Alessandro Cattelan, la moquerie des éternels prédestinés. Pour l’accueil de Sanremo, ils ont choisi son contraire
« Le rêve est là, mais je n’ai rien fait pour le réaliser. » C’est ainsi qu’Alessandro Cattelan a parlé de Sanremo. « Je reste moi-même, avec mon cercle d’amis, ma façon de travailler, mon style. Si grâce à tout ça, ou malgré tout ça, j’arrive à le diriger, très bien. Sinon je serai quand même heureux. »
Bref, ce fut une envie de rejoindre Ariston, jamais une obsession. Mais au lendemain du couronnement de Stefano De Martino en tant que prochain animateur et directeur artistique, une réflexion sur le visage de Tortona devient inévitable.
Charismatique, objectivement talentueux, incontestablement capable. Cependant, Cattelan manquait toujours la dernière étape.

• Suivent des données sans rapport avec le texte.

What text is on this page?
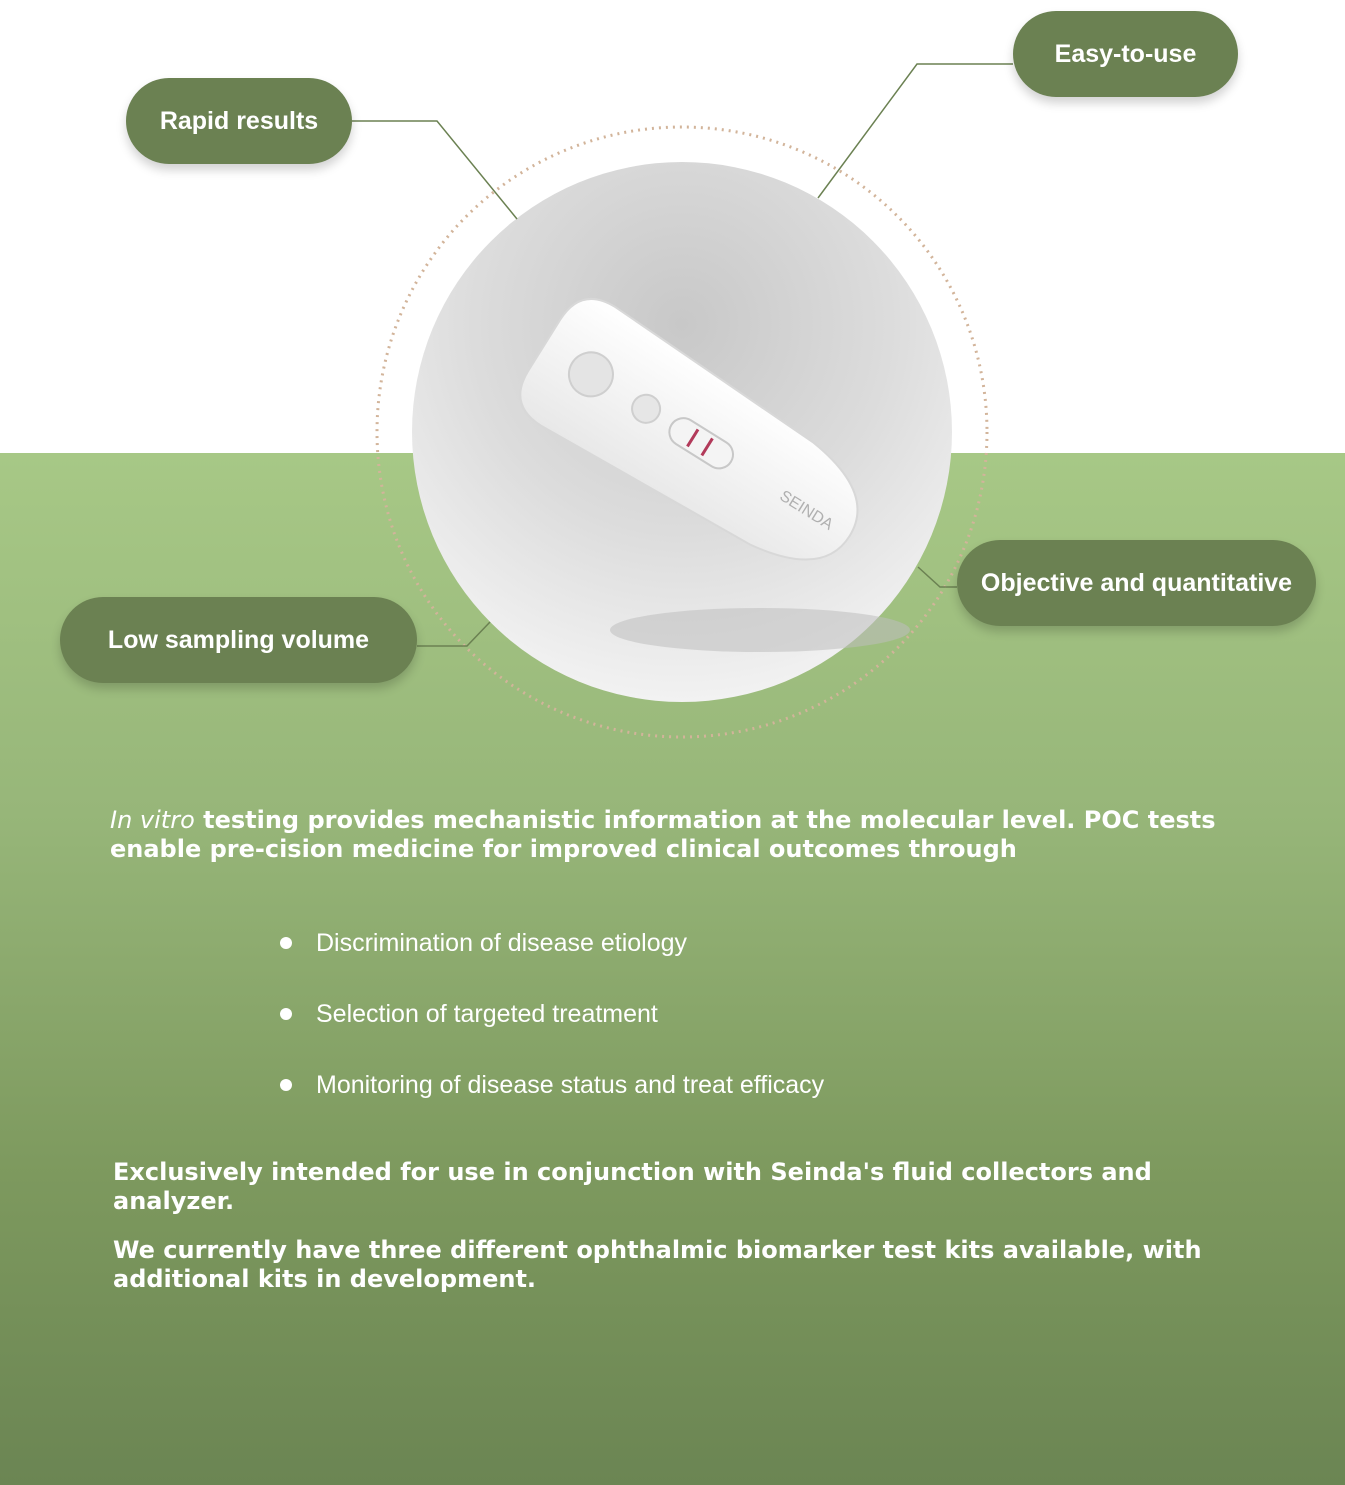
SEINDA
Rapid results
Easy-to-use
Objective and quantitative
Low sampling volume
In vitro testing provides mechanistic information at the molecular level. POC tests enable pre-cision medicine for improved clinical outcomes through
Discrimination of disease etiology
Selection of targeted treatment
Monitoring of disease status and treat efficacy
Exclusively intended for use in conjunction with Seinda's fluid collectors and analyzer.
We currently have three different ophthalmic biomarker test kits available, with additional kits in development.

Un petit pas apparent, un grand pas concret, qui lui permettrait de combler la seule vraie grande lacune : la perception collective d’une télévision destinée à quelques-uns.
Antonella Clerici lui a dit
Antonella Clerici lui a dit et lui a créé une définition parfaite, qui est restée imprimée comme un tatouage : « Il faut se salir avec de la sauce ». Quelques mots qui contenaient – et contiennent – l’essence de la télévision généraliste, celle qui entre encore dans les foyers des masses, celle qui sait encore générer le rituel collectif. Traduit : celui qui assure un suivi immédiat.
Cattelan a toujours haussé les épaules, feignant de ne pas accorder d’importance à la question. De la série : s’ils m’aiment ok, sinon ce n’est pas grave. Une attitude qui d’une part permet de garder son identité intacte et de ne pas se contaminer, mais d’autre part vous isole dans une niche trop souvent autoréférentielle.
Prédestiné et timonier du Festival du Futur désigné presque automatiquement, la figure de Cattelan s’est affaiblie avec le temps. Jusqu’à ce qu’il reste complètement en dehors de la liste restreinte, avec pour conséquence ses adieux à Rai.
L’engagement dans la Rai, puis le renoncement à la « large consommation »
Une Rai qui l’avait embauché chez Sky en 2021, lui confiant, prêt à partir, le prime time du vaisseau amiral. Avec « Da grande », cependant, il a immédiatement donné l’idée de vouloir changer le public de la Rai1 et non d’être celui qui s’adapte au contexte. Rien ne pourrait être plus contre-productif.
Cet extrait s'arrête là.